With the broad release of Google Assistant last week, the voice-assistant wars are in full swing, with Apple, Amazon, Microsoft and now Alphabet’s Google all offering electronic assistants to take your commands.
Siri is the oldest of the bunch, and researchers including Oren Etzioni, chief executive officer of the Allen Institute for Artificial Intelligence in Seattle, said Apple (aapl) has squandered its lead when it comes to understanding speech and answering questions.
But there is at least one thing Siri can do that the other assistants cannot: speak 21 languages localized for 36 countries, a very important capability in a smartphone market where most sales are outside the United States.
Microsoft Cortana, by contrast, has eight languages tailored for 13 countries. Google’s Assistant, which began in its Pixel phone but has moved to other Android devices, speaks four languages. Amazon’s Alexa features only English and German. Siri will even soon start to learn Shanghainese, a special dialect of Wu Chinese spoken only around Shanghai.
The language issue shows the type of hurdle that digital assistants still need to clear if they are to become ubiquitous tools for operating smartphones and other devices.
Speaking languages natively is complicated for any assistant. If someone asks for a football score in Britain, for example, even though the language is English, the assistant must know to say “two-nil” instead of “two-nothing.”

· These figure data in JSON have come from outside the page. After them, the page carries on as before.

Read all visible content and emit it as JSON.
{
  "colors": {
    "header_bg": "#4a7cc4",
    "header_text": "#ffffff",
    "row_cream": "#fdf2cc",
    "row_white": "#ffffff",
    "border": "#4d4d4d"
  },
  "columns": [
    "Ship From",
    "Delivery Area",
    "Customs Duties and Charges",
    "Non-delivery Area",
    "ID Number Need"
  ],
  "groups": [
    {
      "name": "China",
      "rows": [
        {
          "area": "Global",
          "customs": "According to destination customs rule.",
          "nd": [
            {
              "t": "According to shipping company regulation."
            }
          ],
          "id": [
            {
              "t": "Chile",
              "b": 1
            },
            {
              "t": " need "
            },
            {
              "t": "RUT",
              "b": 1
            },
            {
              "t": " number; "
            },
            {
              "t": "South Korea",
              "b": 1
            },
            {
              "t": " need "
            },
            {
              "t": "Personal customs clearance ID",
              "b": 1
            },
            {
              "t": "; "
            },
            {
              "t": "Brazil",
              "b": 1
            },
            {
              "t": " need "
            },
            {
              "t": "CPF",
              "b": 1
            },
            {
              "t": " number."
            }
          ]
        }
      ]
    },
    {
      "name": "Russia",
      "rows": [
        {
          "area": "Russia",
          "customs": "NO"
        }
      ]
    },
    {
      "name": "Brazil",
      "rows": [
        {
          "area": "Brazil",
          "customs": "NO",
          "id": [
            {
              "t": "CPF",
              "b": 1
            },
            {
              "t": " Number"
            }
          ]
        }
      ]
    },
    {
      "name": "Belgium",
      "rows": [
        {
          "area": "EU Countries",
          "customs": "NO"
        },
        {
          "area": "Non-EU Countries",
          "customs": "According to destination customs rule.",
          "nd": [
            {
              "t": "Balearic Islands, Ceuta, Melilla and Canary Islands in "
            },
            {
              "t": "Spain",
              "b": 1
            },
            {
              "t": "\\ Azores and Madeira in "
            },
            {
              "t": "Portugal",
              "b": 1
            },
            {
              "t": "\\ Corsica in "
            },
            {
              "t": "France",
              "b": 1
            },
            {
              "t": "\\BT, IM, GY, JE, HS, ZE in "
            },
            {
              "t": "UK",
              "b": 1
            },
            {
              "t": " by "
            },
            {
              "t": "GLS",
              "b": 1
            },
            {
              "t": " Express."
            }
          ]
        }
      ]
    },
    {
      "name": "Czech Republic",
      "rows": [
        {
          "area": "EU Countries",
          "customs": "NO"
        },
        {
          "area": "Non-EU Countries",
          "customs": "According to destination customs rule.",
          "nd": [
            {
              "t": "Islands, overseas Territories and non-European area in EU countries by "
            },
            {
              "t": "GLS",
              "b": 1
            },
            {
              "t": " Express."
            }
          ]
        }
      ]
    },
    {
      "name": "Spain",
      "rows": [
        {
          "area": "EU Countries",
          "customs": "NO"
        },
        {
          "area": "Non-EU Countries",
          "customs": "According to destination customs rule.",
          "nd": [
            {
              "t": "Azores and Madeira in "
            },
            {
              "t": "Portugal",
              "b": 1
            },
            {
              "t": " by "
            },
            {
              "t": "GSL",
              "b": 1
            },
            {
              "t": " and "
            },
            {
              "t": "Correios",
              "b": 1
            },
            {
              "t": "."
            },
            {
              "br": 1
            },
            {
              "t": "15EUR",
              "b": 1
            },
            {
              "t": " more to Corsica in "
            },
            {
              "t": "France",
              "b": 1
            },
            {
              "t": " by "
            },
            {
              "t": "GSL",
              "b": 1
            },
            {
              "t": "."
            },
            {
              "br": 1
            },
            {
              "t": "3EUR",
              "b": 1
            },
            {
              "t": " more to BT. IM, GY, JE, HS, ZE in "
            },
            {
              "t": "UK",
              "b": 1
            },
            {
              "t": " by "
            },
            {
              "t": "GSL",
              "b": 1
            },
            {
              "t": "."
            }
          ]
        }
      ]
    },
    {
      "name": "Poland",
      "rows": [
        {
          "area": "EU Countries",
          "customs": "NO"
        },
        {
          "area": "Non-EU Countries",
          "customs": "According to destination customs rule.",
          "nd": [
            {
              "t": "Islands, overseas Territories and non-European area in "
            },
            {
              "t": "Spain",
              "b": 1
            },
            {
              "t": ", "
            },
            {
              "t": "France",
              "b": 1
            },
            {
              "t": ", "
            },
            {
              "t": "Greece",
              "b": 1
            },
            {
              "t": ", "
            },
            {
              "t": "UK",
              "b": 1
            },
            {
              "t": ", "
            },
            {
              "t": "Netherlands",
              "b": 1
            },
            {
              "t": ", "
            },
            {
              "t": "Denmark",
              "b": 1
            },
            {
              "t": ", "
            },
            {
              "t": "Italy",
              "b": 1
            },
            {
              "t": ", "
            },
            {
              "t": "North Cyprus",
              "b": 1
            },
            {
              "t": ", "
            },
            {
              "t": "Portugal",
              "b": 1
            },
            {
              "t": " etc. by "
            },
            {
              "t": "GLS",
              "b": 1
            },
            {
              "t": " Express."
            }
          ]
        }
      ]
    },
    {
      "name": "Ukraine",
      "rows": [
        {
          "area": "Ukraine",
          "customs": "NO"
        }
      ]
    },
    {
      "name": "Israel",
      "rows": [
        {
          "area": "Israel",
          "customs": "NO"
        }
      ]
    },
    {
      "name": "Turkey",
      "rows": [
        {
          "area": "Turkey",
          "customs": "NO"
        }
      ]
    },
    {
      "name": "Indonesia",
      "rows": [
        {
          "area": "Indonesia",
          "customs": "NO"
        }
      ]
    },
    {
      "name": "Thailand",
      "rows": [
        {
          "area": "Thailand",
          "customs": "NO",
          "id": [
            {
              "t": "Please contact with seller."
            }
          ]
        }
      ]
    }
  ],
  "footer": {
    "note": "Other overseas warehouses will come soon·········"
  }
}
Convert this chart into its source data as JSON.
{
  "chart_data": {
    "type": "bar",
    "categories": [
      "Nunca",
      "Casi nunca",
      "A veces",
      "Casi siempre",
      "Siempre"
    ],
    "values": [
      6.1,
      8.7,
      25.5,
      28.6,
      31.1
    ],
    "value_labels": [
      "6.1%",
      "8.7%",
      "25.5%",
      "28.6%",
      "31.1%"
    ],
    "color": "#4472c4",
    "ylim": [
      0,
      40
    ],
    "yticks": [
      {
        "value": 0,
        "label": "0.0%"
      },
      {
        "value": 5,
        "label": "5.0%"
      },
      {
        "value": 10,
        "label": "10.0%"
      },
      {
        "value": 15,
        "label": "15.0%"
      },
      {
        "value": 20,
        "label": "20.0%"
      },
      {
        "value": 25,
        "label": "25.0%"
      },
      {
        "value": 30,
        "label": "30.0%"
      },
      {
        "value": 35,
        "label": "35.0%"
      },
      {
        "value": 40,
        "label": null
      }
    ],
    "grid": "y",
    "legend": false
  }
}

At Microsoft (msft), an editorial team of 29 people works to customize Cortana for local markets. In Mexico, for example, a published children’s book author writes Cortana’s lines to stand out from other Spanish-speaking countries.

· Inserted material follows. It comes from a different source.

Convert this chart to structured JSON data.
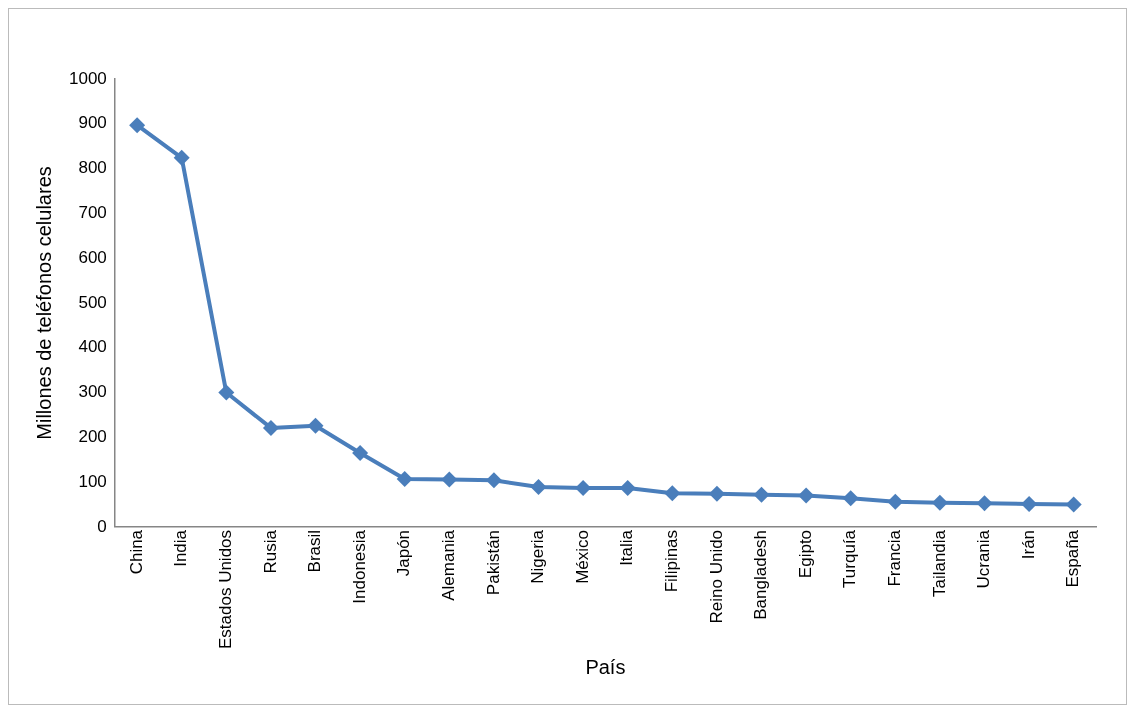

“They really pride themselves on what’s truly Mexican. (Cortana) has a lot of answers that are clever and funny and have to do with what it means to be Mexican,” said Jonathan Foster, who heads the team of writers at Microsoft.
At Apple, the company starts working on a new language by bringing in humans to read passages in a range of accents and dialects, which are then transcribed by hand so the computer has an exact representation of the spoken text to learn from, said Alex Acero, head of the speech team at Apple. Apple also captures a range of sounds in a variety of voices. From there, a language model is built that tries to predict words sequences.

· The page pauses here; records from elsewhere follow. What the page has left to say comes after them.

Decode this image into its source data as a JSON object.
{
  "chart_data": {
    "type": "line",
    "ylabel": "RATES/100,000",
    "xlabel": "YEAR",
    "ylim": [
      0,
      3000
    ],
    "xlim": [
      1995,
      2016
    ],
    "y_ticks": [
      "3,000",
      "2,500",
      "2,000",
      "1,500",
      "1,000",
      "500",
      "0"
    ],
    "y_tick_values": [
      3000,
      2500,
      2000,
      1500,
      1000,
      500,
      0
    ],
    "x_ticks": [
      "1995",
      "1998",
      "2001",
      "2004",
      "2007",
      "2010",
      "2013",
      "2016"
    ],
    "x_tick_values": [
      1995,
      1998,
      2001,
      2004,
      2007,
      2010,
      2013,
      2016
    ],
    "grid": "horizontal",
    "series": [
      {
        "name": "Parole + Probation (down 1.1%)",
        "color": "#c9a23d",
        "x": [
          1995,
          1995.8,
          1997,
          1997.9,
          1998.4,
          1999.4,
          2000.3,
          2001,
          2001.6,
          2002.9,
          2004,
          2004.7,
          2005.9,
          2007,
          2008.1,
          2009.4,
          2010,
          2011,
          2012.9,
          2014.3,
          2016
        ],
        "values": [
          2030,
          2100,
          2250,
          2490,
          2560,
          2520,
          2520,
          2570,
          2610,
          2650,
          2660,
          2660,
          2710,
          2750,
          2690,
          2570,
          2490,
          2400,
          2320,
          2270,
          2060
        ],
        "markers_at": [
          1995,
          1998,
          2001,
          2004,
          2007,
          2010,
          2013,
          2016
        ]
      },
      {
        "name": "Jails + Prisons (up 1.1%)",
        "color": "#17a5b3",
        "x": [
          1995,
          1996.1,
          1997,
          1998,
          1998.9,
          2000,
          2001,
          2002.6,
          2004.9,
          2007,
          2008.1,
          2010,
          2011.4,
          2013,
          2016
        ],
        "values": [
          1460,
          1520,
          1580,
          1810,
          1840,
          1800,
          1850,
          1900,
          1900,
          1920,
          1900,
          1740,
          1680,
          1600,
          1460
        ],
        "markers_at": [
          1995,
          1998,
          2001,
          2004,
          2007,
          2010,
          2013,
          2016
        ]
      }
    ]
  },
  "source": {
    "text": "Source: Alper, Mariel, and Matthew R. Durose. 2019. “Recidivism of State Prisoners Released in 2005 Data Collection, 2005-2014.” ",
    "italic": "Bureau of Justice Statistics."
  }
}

Then Apple deploys “dictation mode,” its text-to-speech translator, in the new language, Acero said. When customers use dictation mode, Apple captures a small percentage of the audio recordings and makes them anonymous. The recordings, complete with background noise and mumbled words, are transcribed by humans, a process that helps cut the speech recognition error rate in half.
After enough data has been gathered and a voice actor has been recorded to play Siri in a new language, Siri is released with answers to what Apple estimates will be the most common questions, Acero said. Once released, Siri learns more about what real-world users ask and is updated every two weeks with more tweaks.
But script-writing does not scale, said Charles Jolley, creator of an intelligent assistant named Ozlo. “You can’t hire enough writers to come up with the system you’d need in every language. You have to synthesize the answers,” he said. That is years off, he said.
The founders of Viv, a startup founded by Siri’s original creators that Samsung acquired last year, is working on just that.
“Viv was built to specifically address the scaling issue for intelligent assistants,” said Dag Kittlaus, the CEO and co-founder of Viv. “The only way to leapfrog today’s limited functionality versions is to open the system up and let the world teach them.”